The Friday Forum committee met on May 2. We had a small number of proposals and numerous slots available for Fall. All proposals were approved and there are still a few open slots. We encourage forum proposals from the spring that were not accepted due to the very limited number of slots then to reapply directly to Mario. There was discussion of trying to group a few forums (3) in a row around a particular topic. For fall, two of the topics are aesthetics and Modernism. There was also discussion of whether we need to continue to have a forum every Friday, and the consensus was that yes, we should continue this tradition.

 

Website

We have been reviewing sites similar to our in the commons to get a sense of how others build their student run websites. We have also accessed our site using various screen readers and devices. We have also been assessing our site for accessibility.

Recommendations:

Working with the knowledgeable and generous support staff for the commons and digital fellows, we need to collaboratively build an accessible infrastructure that will not be dependent upon who holds website committee positions. We ask the ESA to consider creating a position statement on access that will include the ESA commons.

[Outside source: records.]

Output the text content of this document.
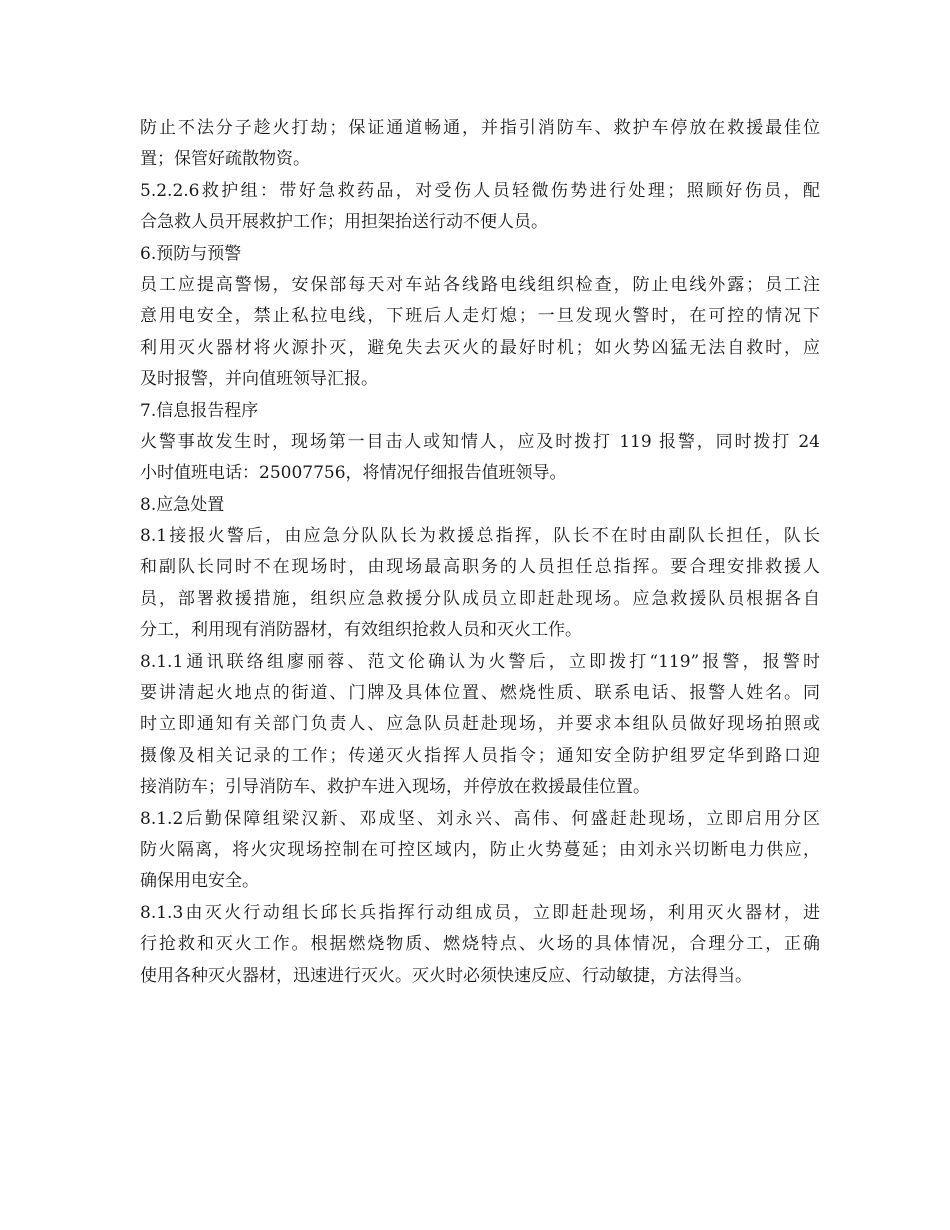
防止不法分子趁火打劫；保证通道畅通，并指引消防车、救护车停放在救援最佳位
置；保管好疏散物资。
5.2.2.6救护组：带好急救药品，对受伤人员轻微伤势进行处理；照顾好伤员，配
合急救人员开展救护工作；用担架抬送行动不便人员。
6.预防与预警
员工应提高警惕，安保部每天对车站各线路电线组织检查，防止电线外露；员工注
意用电安全，禁止私拉电线，下班后人走灯熄；一旦发现火警时，在可控的情况下
利用灭火器材将火源扑灭，避免失去灭火的最好时机；如火势凶猛无法自救时，应
及时报警，并向值班领导汇报。
7.信息报告程序
火警事故发生时，现场第一目击人或知情人，应及时拨打 119 报警，同时拨打 24
小时值班电话：25007756，将情况仔细报告值班领导。
8.应急处置
8.1接报火警后，由应急分队队长为救援总指挥，队长不在时由副队长担任，队长
和副队长同时不在现场时，由现场最高职务的人员担任总指挥。要合理安排救援人
员，部署救援措施，组织应急救援分队成员立即赶赴现场。应急救援队员根据各自
分工，利用现有消防器材，有效组织抢救人员和灭火工作。
8.1.1通讯联络组廖丽蓉、范文伦确认为火警后，立即拨打“119”报警，报警时
要讲清起火地点的街道、门牌及具体位置、燃烧性质、联系电话、报警人姓名。同
时立即通知有关部门负责人、应急队员赶赴现场，并要求本组队员做好现场拍照或
摄像及相关记录的工作；传递灭火指挥人员指令；通知安全防护组罗定华到路口迎
接消防车；引导消防车、救护车进入现场，并停放在救援最佳位置。
8.1.2后勤保障组梁汉新、邓成坚、刘永兴、高伟、何盛赶赴现场，立即启用分区
防火隔离，将火灾现场控制在可控区域内，防止火势蔓延；由刘永兴切断电力供应，
确保用电安全。
8.1.3由灭火行动组长邱长兵指挥行动组成员，立即赶赴现场，利用灭火器材，进
行抢救和灭火工作。根据燃烧物质、燃烧特点、火场的具体情况，合理分工，正确
使用各种灭火器材，迅速进行灭火。灭火时必须快速反应、行动敏捷，方法得当。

If we had an accessible infrastructure, for example, when students and alumni upload profile pictures, we would also ask them to include image descriptions: descriptions that provide more access than text for an alt tag. No image should be on our website without an image description. When people include images, e.g., when they advertise or report on events, we would have image descriptions. The place for required image descriptions would be part of the image uploading/posting process. When we hold our annual conference, the stunning posters would have image descriptions and also text translations for text made inaccessible in a jpeg or other image file. When we post videos, such as those form important talks hosted by our program, they would be captioned before being uploaded.

What are we communicating when we do not make our content accessible? What would we communicate if we built an ethical infrastructure (See Margaret Price) that allowed (made and required) all content to be accessible?

Sean Zdenek’s Reading Sounds: Closed-Captioned Media and Popular Culture has helped us think about access for our site. As we talk about redesigning our website, we should start with access.  Zdenek’s work will continue to be useful as we go forward.

 

Executive Committee (Closed Meeting)

Budget:

Approximately 45 courses are scheduled for next year. No new news about the specifics of the previously announced $2.5 million GC budget cuts for next year.

 

Diversity:

Executive Committee discussed a recommendation on behalf of the Diversity Committee to restructure the Diversity Committee so that it works more closely with other program standing committees through a series of specific recommended objectives.

Carrie Hintz proposed that the chairs of the recruitment and diversity committee be permanent members of the Executive Committee. This necessitates a change in the program by-laws. Mario mentioned this proposed change at the department’s Open Meeting.

 

Admissions:

Carrie Hintz shared admissions data for 2016 with comparative analysis for each year since 2010.

 

First examination:

Executive Committee voted unanimously in favor of the latest revision to the First Exam. The Curriculum Committee’s revision to the exam addressed many of the concerns raised at the previous Executive Committee meeting. Minor edits were suggested and a new copy of the First Exam will be circulated.

Revisions included: greater emphasis for students preparing and writing the Exam over the course of the first year; a choice of three out of four parts (with greater emphasis on primary texts); revisions to the review essay portion of the exam; and a restructuring of the comprehensive stipulations.